You have to do RAID off the bat, else it won't work. Keep the 250GB, add in the 2TB mirror array for your media. There's little chance the 250GB will fail anyway thanks to the single platter and 7200rpm rotational speed.

That's the bitch about RAID. I also want to invest in more drives, but need to build a 4 drive array and can only get it setup up once I have all four drives.

If you want to do mirroring on two drives however, there are other options. I have done a setup that mirrors data just by using rsync to schedule daily backups to a separate drive. This kind of has it's pros and cons, but one pro is that if you screw something up or delete something unintentionally you know that the data is untouched on the backup drive until rsync runs again.
 
You have to do RAID off the bat, else it won't work. Keep the 250GB, add in the 2TB mirror array for your media. There's little chance the 250GB will fail anyway thanks to the single platter and 7200rpm rotational speed.

What about unraid? There are a few users of it in this thread. You just add drives as you get more and it grows.
 
That's the bitch about RAID. I also want to invest in more drives, but need to build a 4 drive array and can only get it setup up once I have all four drives.

Why not use RAID 5? You can build the array off 3 drives and add as time passes. The space available would be 1-1/n where n is the number of drives available. So three 2TB drives results in: 6-1 = 5TB of useable space. The rest is for parity. All you'd need is identical space drives with the same rotational speed and a good UPS system that switches onto battery backup almost immediately. And all you'd have to do is add in one drive every two to three weeks to make up for the parity distribution and to allow the array to scale accordingly.

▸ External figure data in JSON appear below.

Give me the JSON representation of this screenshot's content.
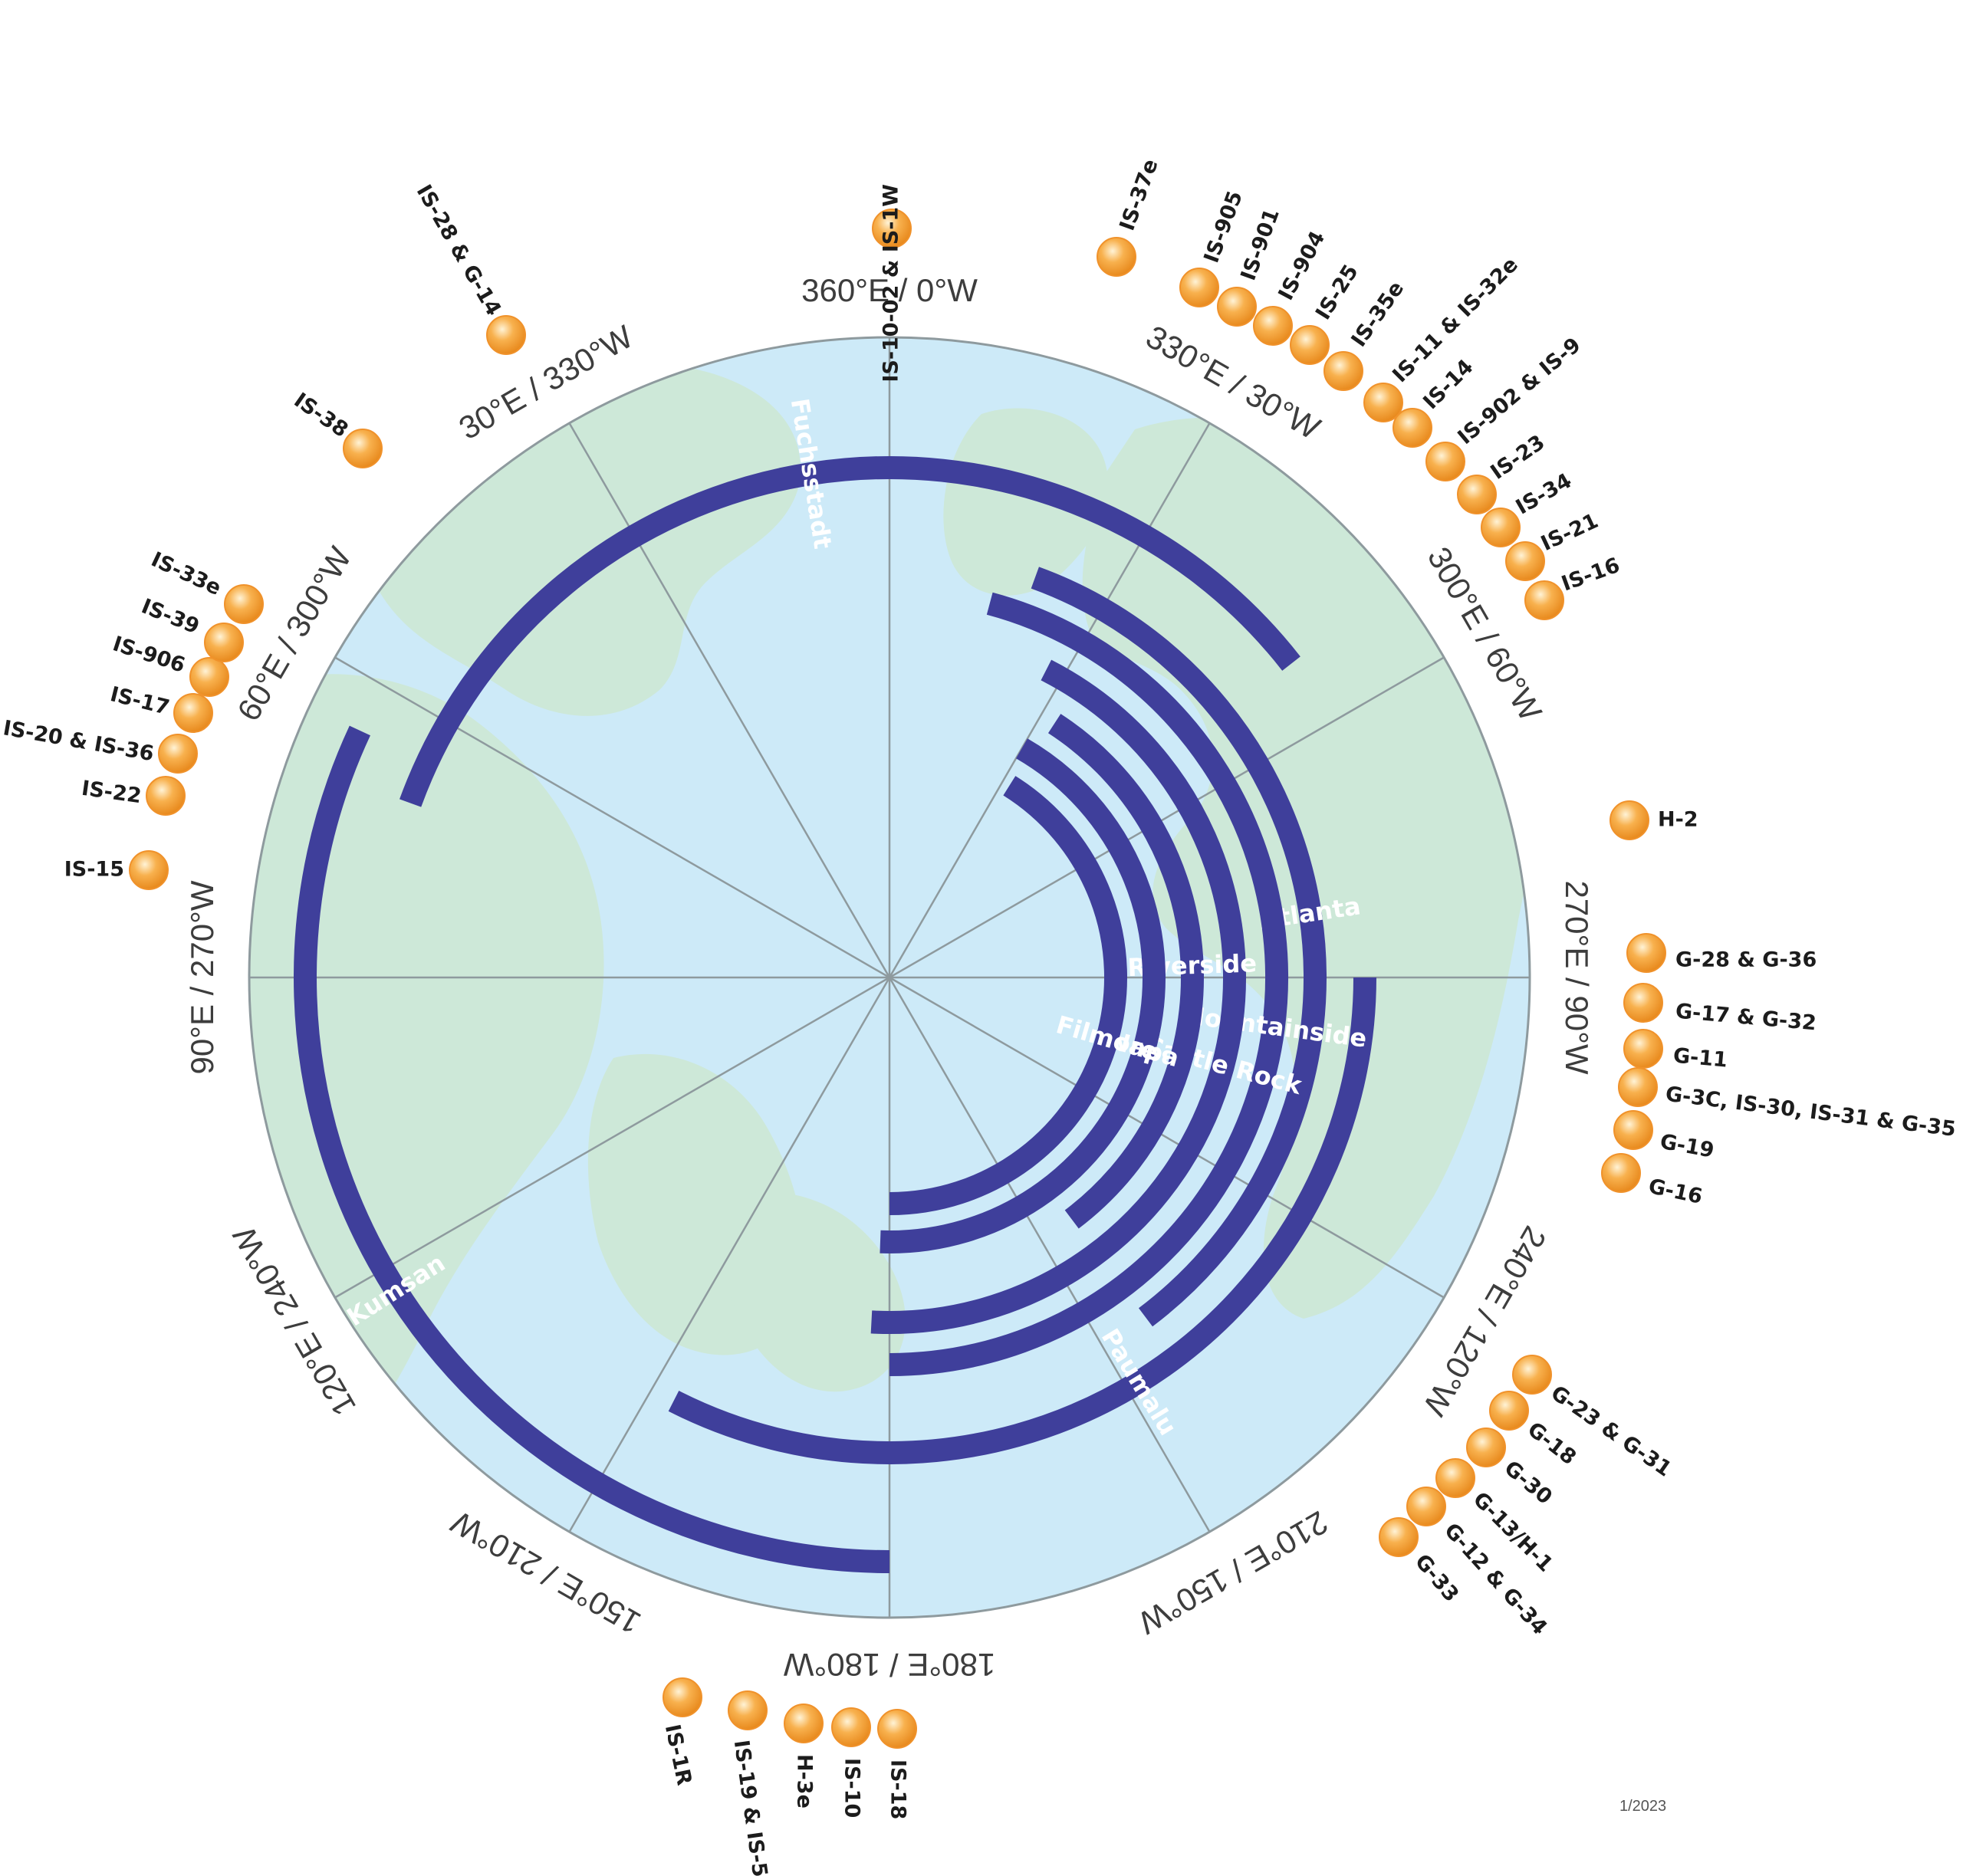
{
  "degree_labels": [
    "360°E / 0°W",
    "330°E / 30°W",
    "300°E / 60°W",
    "270°E / 90°W",
    "240°E / 120°W",
    "210°E / 150°W",
    "180°E / 180°W",
    "150°E / 210°W",
    "120°E / 240°W",
    "90°E / 270°W",
    "60°E / 300°W",
    "30°E / 330°W"
  ],
  "arcs": [
    {
      "name": "Fuchsstadt",
      "from_deg": 290,
      "to_deg": 52
    },
    {
      "name": "Kumsan",
      "from_deg": 180,
      "to_deg": 295
    },
    {
      "name": "Paumalu",
      "from_deg": 90,
      "to_deg": 207
    },
    {
      "name": "Atlanta",
      "from_deg": 20,
      "to_deg": 143
    },
    {
      "name": "Mountainside",
      "from_deg": 15,
      "to_deg": 180
    },
    {
      "name": "Castle Rock",
      "from_deg": 27,
      "to_deg": 183
    },
    {
      "name": "Riverside",
      "from_deg": 33,
      "to_deg": 143
    },
    {
      "name": "Napa",
      "from_deg": 30,
      "to_deg": 182
    },
    {
      "name": "Filmore",
      "from_deg": 32,
      "to_deg": 180
    }
  ],
  "satellites": [
    {
      "label": "IS-10-02 & IS-1W"
    },
    {
      "label": "IS-37e"
    },
    {
      "label": "IS-905"
    },
    {
      "label": "IS-901"
    },
    {
      "label": "IS-904"
    },
    {
      "label": "IS-25"
    },
    {
      "label": "IS-35e"
    },
    {
      "label": "IS-11 & IS-32e"
    },
    {
      "label": "IS-14"
    },
    {
      "label": "IS-902 & IS-9"
    },
    {
      "label": "IS-23"
    },
    {
      "label": "IS-34"
    },
    {
      "label": "IS-21"
    },
    {
      "label": "IS-16"
    },
    {
      "label": "H-2"
    },
    {
      "label": "G-28 & G-36"
    },
    {
      "label": "G-17 & G-32"
    },
    {
      "label": "G-11"
    },
    {
      "label": "G-3C, IS-30, IS-31 & G-35"
    },
    {
      "label": "G-19"
    },
    {
      "label": "G-16"
    },
    {
      "label": "G-23 & G-31"
    },
    {
      "label": "G-18"
    },
    {
      "label": "G-30"
    },
    {
      "label": "G-13/H-1"
    },
    {
      "label": "G-12 & G-34"
    },
    {
      "label": "G-33"
    },
    {
      "label": "IS-18"
    },
    {
      "label": "IS-10"
    },
    {
      "label": "H-3e"
    },
    {
      "label": "IS-19 & IS-5"
    },
    {
      "label": "IS-1R"
    },
    {
      "label": "IS-15"
    },
    {
      "label": "IS-22"
    },
    {
      "label": "IS-20 & IS-36"
    },
    {
      "label": "IS-17"
    },
    {
      "label": "IS-906"
    },
    {
      "label": "IS-39"
    },
    {
      "label": "IS-33e"
    },
    {
      "label": "IS-38"
    },
    {
      "label": "IS-28 & G-14"
    }
  ],
  "date": "1/2023",
  "colors": {
    "ocean": "#cdeaf8",
    "land": "#cde8d8",
    "arc": "#3f3f9b",
    "satellite": "#f5a23c",
    "grid": "#8e9a9e"
  }
}
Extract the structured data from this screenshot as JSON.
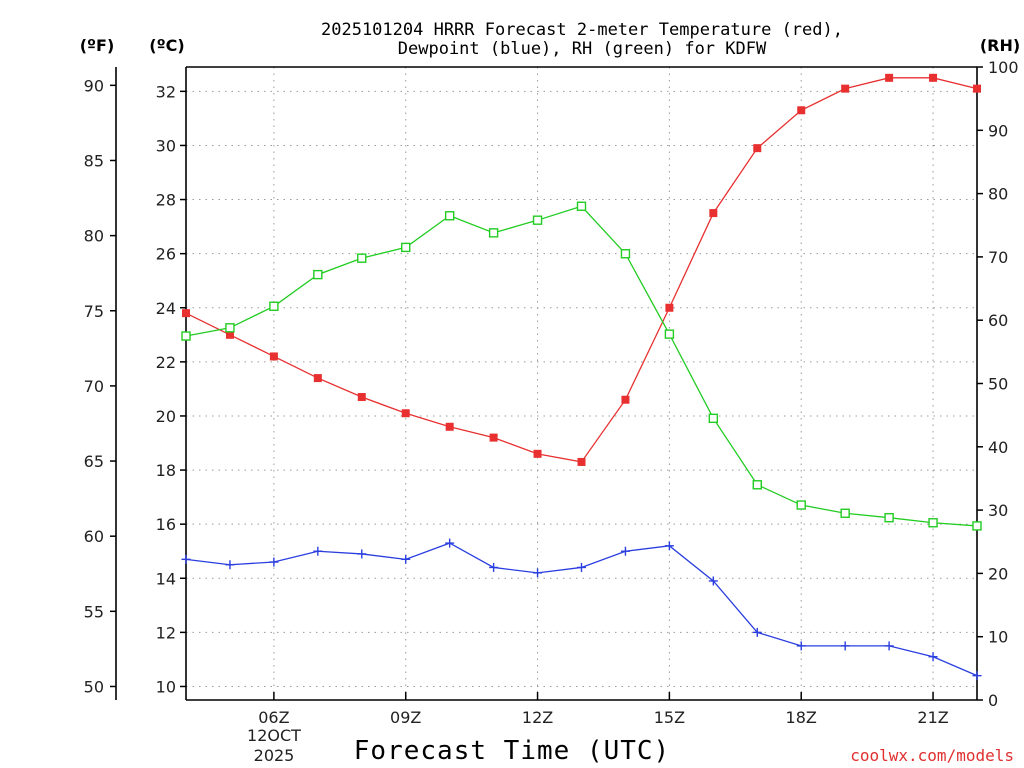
{
  "chart_data": {
    "type": "line",
    "title_line1": "2025101204 HRRR Forecast 2-meter Temperature (red),",
    "title_line2": "Dewpoint (blue), RH (green) for KDFW",
    "xlabel": "Forecast Time (UTC)",
    "credit": "coolwx.com/models",
    "unit_f": "(ºF)",
    "unit_c": "(ºC)",
    "unit_rh": "(RH)",
    "x": [
      4,
      5,
      6,
      7,
      8,
      9,
      10,
      11,
      12,
      13,
      14,
      15,
      16,
      17,
      18,
      19,
      20,
      21,
      22
    ],
    "xlim": [
      4,
      22
    ],
    "x_ticks": [
      {
        "x": 6,
        "label": "06Z"
      },
      {
        "x": 9,
        "label": "09Z"
      },
      {
        "x": 12,
        "label": "12Z"
      },
      {
        "x": 15,
        "label": "15Z"
      },
      {
        "x": 18,
        "label": "18Z"
      },
      {
        "x": 21,
        "label": "21Z"
      }
    ],
    "date_label_line1": "12OCT",
    "date_label_line2": "2025",
    "c_ylim": [
      9.5,
      32.9
    ],
    "c_ticks": [
      10,
      12,
      14,
      16,
      18,
      20,
      22,
      24,
      26,
      28,
      30,
      32
    ],
    "f_ticks": [
      50,
      55,
      60,
      65,
      70,
      75,
      80,
      85,
      90
    ],
    "rh_ylim": [
      0,
      100
    ],
    "rh_ticks": [
      0,
      10,
      20,
      30,
      40,
      50,
      60,
      70,
      80,
      90,
      100
    ],
    "series": [
      {
        "name": "Temperature",
        "color": "#e83030",
        "marker": "filled-square",
        "axis": "c",
        "values": [
          23.8,
          23.0,
          22.2,
          21.4,
          20.7,
          20.1,
          19.6,
          19.2,
          18.6,
          18.3,
          20.6,
          24.0,
          27.5,
          29.9,
          31.3,
          32.1,
          32.5,
          32.5,
          32.1
        ]
      },
      {
        "name": "Dewpoint",
        "color": "#2a3ee0",
        "marker": "plus",
        "axis": "c",
        "values": [
          14.7,
          14.5,
          14.6,
          15.0,
          14.9,
          14.7,
          15.3,
          14.4,
          14.2,
          14.4,
          15.0,
          15.2,
          13.9,
          12.0,
          11.5,
          11.5,
          11.5,
          11.1,
          10.4
        ]
      },
      {
        "name": "RH",
        "color": "#22cc22",
        "marker": "open-square",
        "axis": "rh",
        "values": [
          57.5,
          58.8,
          62.2,
          67.2,
          69.8,
          71.5,
          76.5,
          73.8,
          75.8,
          78.0,
          70.5,
          57.8,
          44.5,
          34.0,
          30.8,
          29.5,
          28.8,
          28.0,
          27.5
        ]
      }
    ]
  }
}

Once you reach something monstrous like 24TB then it'd probably take two months to scale up the array.

The only caveat is that you're still only allowed one drive failure, so I'd only build a RAID 5 array to six drives for less complexity. RAID 6 can tolerate two failures, so that'd allow me to go up to ten 2TB drives for a total of 18TB. RAID six leaves you with more flexibility, but requires four drives from the start. I'd also only use these arrays with dedicated PCI-E 4x cards, as the rebuild is a taxing and time-consuming process. Having dedicated hardware do it in idle time is better in the long run. Having said that, a motherboard without RAID add-in cards that is just used as a server would do the job just as well, with a little performance deficit. You'd be limited to RAID 5, but that's enough for most home media servers anyway.

What about unraid? There are a few users of it in this thread. You just add drives as you get more and it grows.

I like that idea, but again you'd need proper hardware to do it and the caveat is that it stores information across one, two or a group of drives as opposed to an entire RAID array. The benefits are scalability and rebuild time, but the write performance differs according to which drive the data is stored on and how fast that one is. unRAID is a great idea in a dedicated server that's going to be in use for years, not so much for desktop use or for HTPC.

I'd say for desktop use, mirrored RAID is a good starting point with two 500GB drives as the mirror and other drives in a higher level of RAID connected to a dedicated card. I'll be going for a mirrored setup for my next machine if I find that SSDs wont cut it for me. Perhaps Trim support gets implemented in RAID in the future, but for now its not as viable.